Employees Slowly Catching on
The good news is that plan sponsors are increasingly moving toward automating their 401(k)s. It's not simply a case of corporate altruism; employers are well aware that the better prepared older workers are to retire at an appropriate age, the less likely it is that they will want to overstay their welcome and set off some intergenerational antagonism in the office.
Hewitt Associates' annual survey of 401(k) plans shows a sharp pick-up in automation features:
- Nearly 60 percent of plans now use auto-enrollment, up from 19 percent in 2005.
- Forty-four percent offer auto-escalation of contribution rates, up from nine percent in 2005.
- Almost 50 percent provide automated rebalancing, compared to 26 percent in 2005.

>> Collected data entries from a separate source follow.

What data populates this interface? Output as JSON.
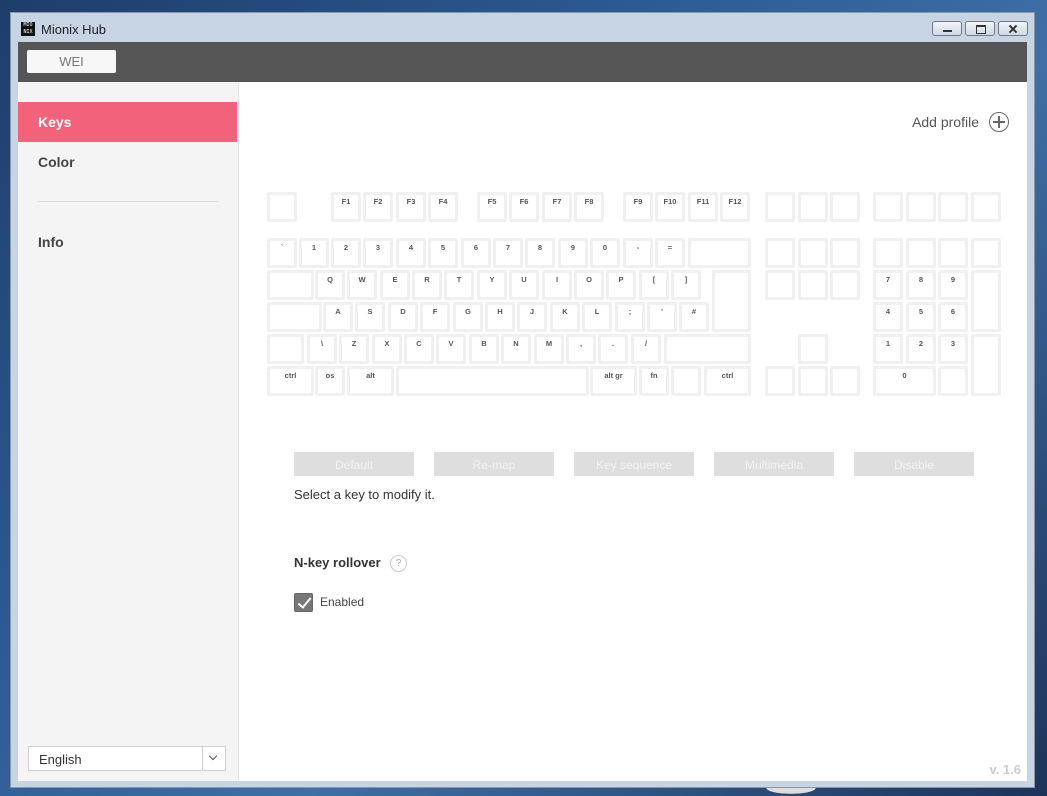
{
  "window": {
    "title": "Mionix Hub",
    "logo_text": "MIO NIX"
  },
  "device": {
    "tab_label": "WEI"
  },
  "sidebar": {
    "items": [
      {
        "label": "Keys",
        "active": true
      },
      {
        "label": "Color",
        "active": false
      },
      {
        "label": "Info",
        "active": false
      }
    ],
    "language": "English"
  },
  "main": {
    "add_profile": "Add profile",
    "actions": [
      "Default",
      "Re-map",
      "Key sequence",
      "Multimedia",
      "Disable"
    ],
    "hint": "Select a key to modify it.",
    "nkey_title": "N-key rollover",
    "help_glyph": "?",
    "enabled_label": "Enabled",
    "enabled_checked": true,
    "version": "v. 1.6"
  },
  "keyboard": {
    "keys": [
      "",
      "F1",
      "F2",
      "F3",
      "F4",
      "F5",
      "F6",
      "F7",
      "F8",
      "F9",
      "F10",
      "F11",
      "F12",
      "",
      "",
      "",
      "",
      "",
      "",
      "",
      "`",
      "1",
      "2",
      "3",
      "4",
      "5",
      "6",
      "7",
      "8",
      "9",
      "0",
      "-",
      "=",
      "",
      "",
      "",
      "",
      "",
      "",
      "",
      "",
      "",
      "Q",
      "W",
      "E",
      "R",
      "T",
      "Y",
      "U",
      "I",
      "O",
      "P",
      "[",
      "]",
      "",
      "",
      "",
      "",
      "7",
      "8",
      "9",
      "",
      "",
      "A",
      "S",
      "D",
      "F",
      "G",
      "H",
      "J",
      "K",
      "L",
      ";",
      "'",
      "#",
      "4",
      "5",
      "6",
      "",
      "\\",
      "Z",
      "X",
      "C",
      "V",
      "B",
      "N",
      "M",
      ",",
      ".",
      "/",
      "",
      "",
      "1",
      "2",
      "3",
      "",
      "ctrl",
      "os",
      "alt",
      "",
      "alt gr",
      "fn",
      "",
      "ctrl",
      "",
      "",
      "",
      "0",
      ""
    ]
  },
  "colors": {
    "accent": "#f2627a",
    "topbar": "#555555"
  }
}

Interestingly, auto asset allocation, while popular with employees is under a bit of Washington scrutiny. Nearly seven in 10 plans in the Hewitt survey default participants into a target date fund. But both Congress and the SEC are taking a hard look at the target funds given that many pre-retirees were surprised when their target funds lost 25 percent (or more) during the 2008 bear market. Some lawmakers and regulators think that's a signal the allocations in some target funds are too risky. In fact, that's typically not the problem. What's risky is thinking that when you retire at 60 or 65 you should be completely out of the stock market. The target funds are set up to get an investor through their retirement, not merely get the investor to their retirement date. The difference between the two can be 20 years, or more. That is, if you retire at 65 your average life expectancy is about 20 years (meaning half will live even longer.) The fact that a pre-retiree portfolio lost 25 percent in a year when the S&P 500 was down 37 percent doesn't seem wrong to me. Unpleasant, yes. What Washington can help "fix" is communicating the longevity issue to pre-retirees, rather than instructing the pre-retiree target funds to become overly conservative. An even better use of Washington's time would be to finally push through 401(k) fee disclosure. And while they're at it, they could give Ameicans a huge retirement assist by following through on last year's House bill that would mandate every 401(k) plan include at least one low-cost mutual fund.